SRMs have this little feature that make them such great units: the possibility to calibrate your powermeter at home. Dont get the terms wrong here, people often confuse calibration and setting zero offset. This post is about slope calibration and therefore it is all about your powermeter accuracy and consistancy.
To calibrate your PM, you need your cranks attached to your bike, your PowerController head unit, an indoor trainer, a known weight (very important) and a pen and piece of paper. You need to install your bike on your indoor trainer so it remains leveled and does'nt move, it makes the job easier. Though, you can also calibrate your SRM while holding your bike still like I did with my MTB because it wouldnt fit on my trainer.
You need a known mass of around 20kg. It needs to be accurately weighted otherwise the calibration could be useless. Gym weights and such often vary by a significant amount of weight even though they are marked as 10kg, 15kg, 20kg etc. Any post office or private shipping carrier will have an accurate scale to weight your mass. Mine is a 20kg iron kettlebell that weighted in at 20kg bang on at the local post office (thanks to my post man brother).
All you need to calibrate your unit.
The protocol is pretty simple and takes about 5 to 10 minutes. You start by whichever side you like. Let's say you pick the left side. Turn on the powermeter by pedaling foward to trip the reed switch on. Measure your zero offset by pressing mode+set while the crank arm is in horizontal position. When the zero offset is stable, note the value. Load the weight onto your pedal while your crank arm is in the same horizontal position and wait for the loaded zero offset to stabilize; note the value. Repeat the procedure 3 times on each side noting all values. Little tip: if your bike is on the trainer, put the weight onto the pedal and rotate the rear wheel backward to lift the weight and level off the crank. Make sure you hold the rear wheel tight or squeeze the brake to keep the crank perfectly still. If your bike is on the ground without trainer, place your weight on the pedal and roll your bike backward untill the crank is horizontal, then squeeze the brake hard to make sure nothing is moving.

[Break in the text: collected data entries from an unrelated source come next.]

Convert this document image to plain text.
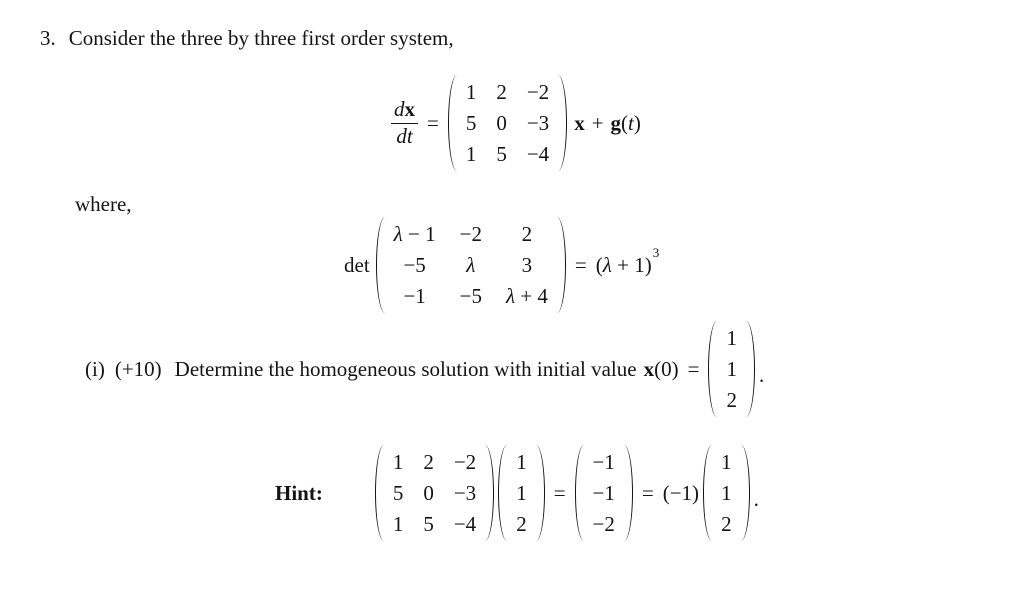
3. Consider the three by three first order system,
$\frac{dx}{dt}$ =
1 2 −2
5 0 −3
1 5 −4
x + g(t)
where,
det
λ − 1 −2 2
−5 λ 3
−1 −5 λ + 4
= $(\lambda + 1)^3$
(i) (+10) Determine the homogeneous solution with initial value x (0) =
1
1
2
.
Hint:
1 2 −2
5 0 −3
1 5 −4
1
1
2
=
−1
−1
−2
= (−1)
1
1
2
.
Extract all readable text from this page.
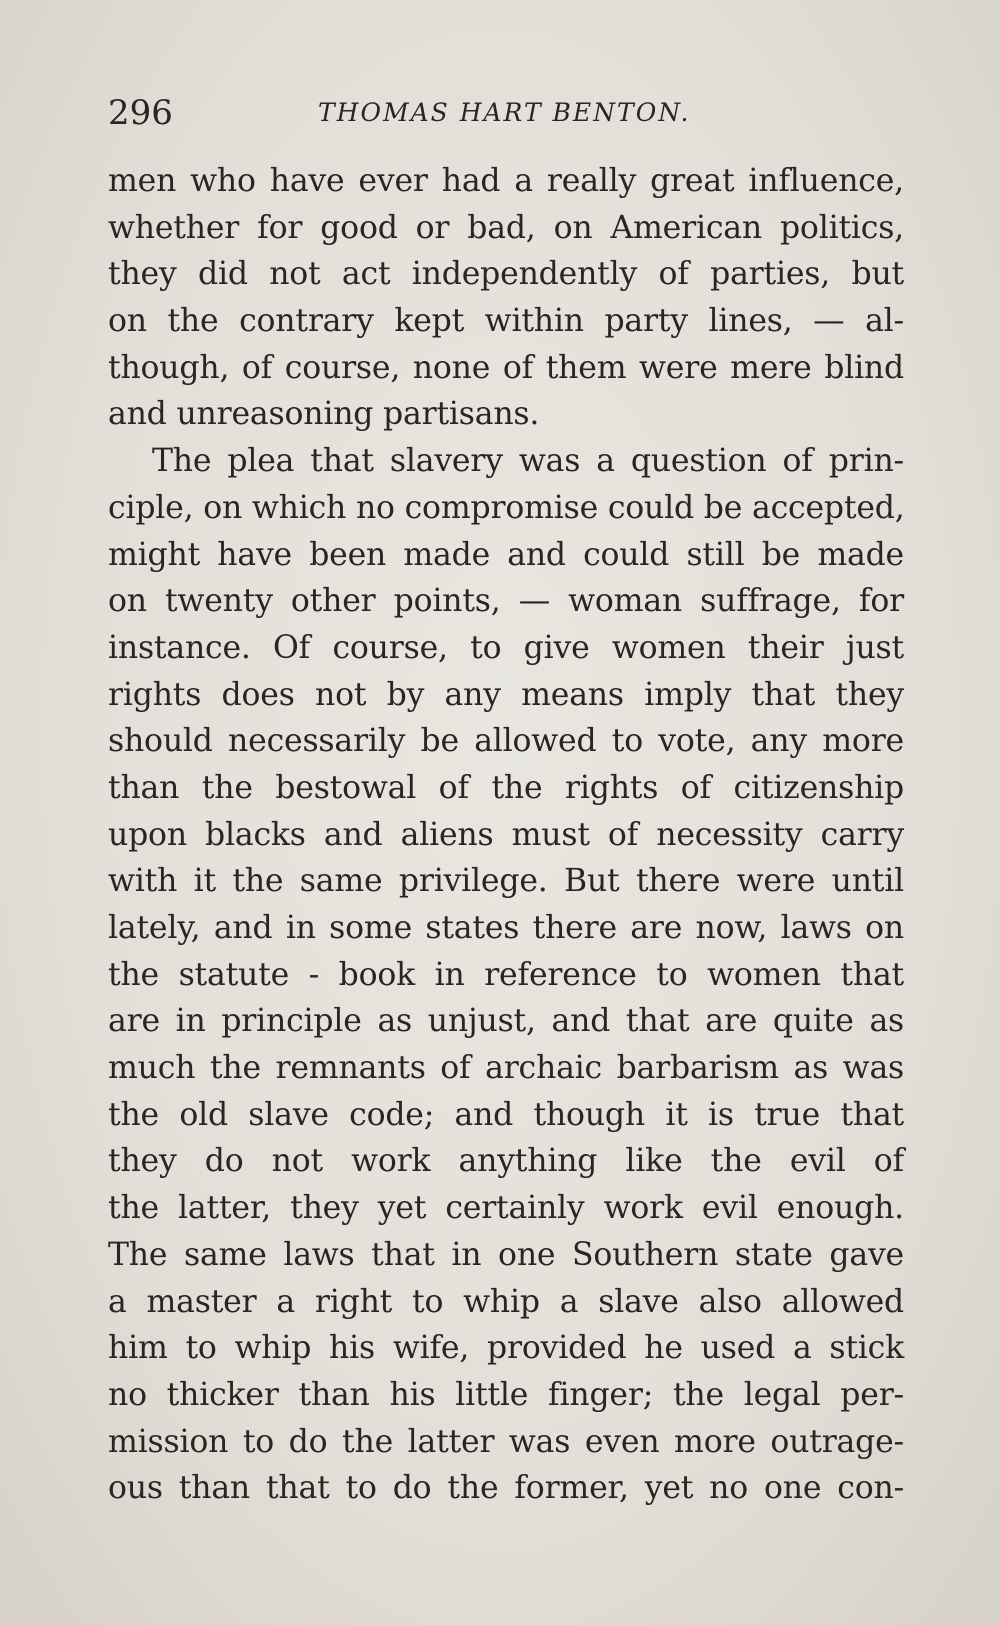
296	THOMAS HART BENTON.
men who have ever had a really great influence,
whether for good or bad, on American politics,
they did not act independently of parties, but
on the contrary kept within party lines, — al-
though, of course, none of them were mere blind
and unreasoning partisans.
The plea that slavery was a question of prin-
ciple, on which no compromise could be accepted,
might have been made and could still be made
on twenty other points, — woman suffrage, for
instance. Of course, to give women their just
rights does not by any means imply that they
should necessarily be allowed to vote, any more
than the bestowal of the rights of citizenship
upon blacks and aliens must of necessity carry
with it the same privilege. But there were until
lately, and in some states there are now, laws on
the statute - book in reference to women that
are in principle as unjust, and that are quite as
much the remnants of archaic barbarism as was
the old slave code; and though it is true that
they do not work anything like the evil of
the latter, they yet certainly work evil enough.
The same laws that in one Southern state gave
a master a right to whip a slave also allowed
him to whip his wife, provided he used a stick
no thicker than his little finger; the legal per-
mission to do the latter was even more outrage-
ous than that to do the former, yet no one con-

Once you have your values, you can do the old school maths or simply plot the values in an excel document to have it calculate your new slope for you. (Contact me if you need the document).
You will need to plot:
- crank lenght in mm
- your known mass to the gramm
- the right side unloaded zero offset (average from 3 values)
- all right side loaded values
- the left side unloaded zero offset (average from 3 values)
- all left side loaded values
- your current/old slope
The excel doc does the maths!
The excel sheet will calculate your new slope and the % difference compared with your old slope. Last time I calibrated my road SRM, my slope was off by 1,3%. I changed the slope to the new one. Yesterday I had a 0,58% difference. I decided not to change the slope as the factory calibration could be responsible for such a difference and I assume SRM factory calibration is more accurate then the home procedure.
Having an accurate powermeter is essential and some brands allow you to calibrate it yourself. SRM just has this little edge that make them such awesome units.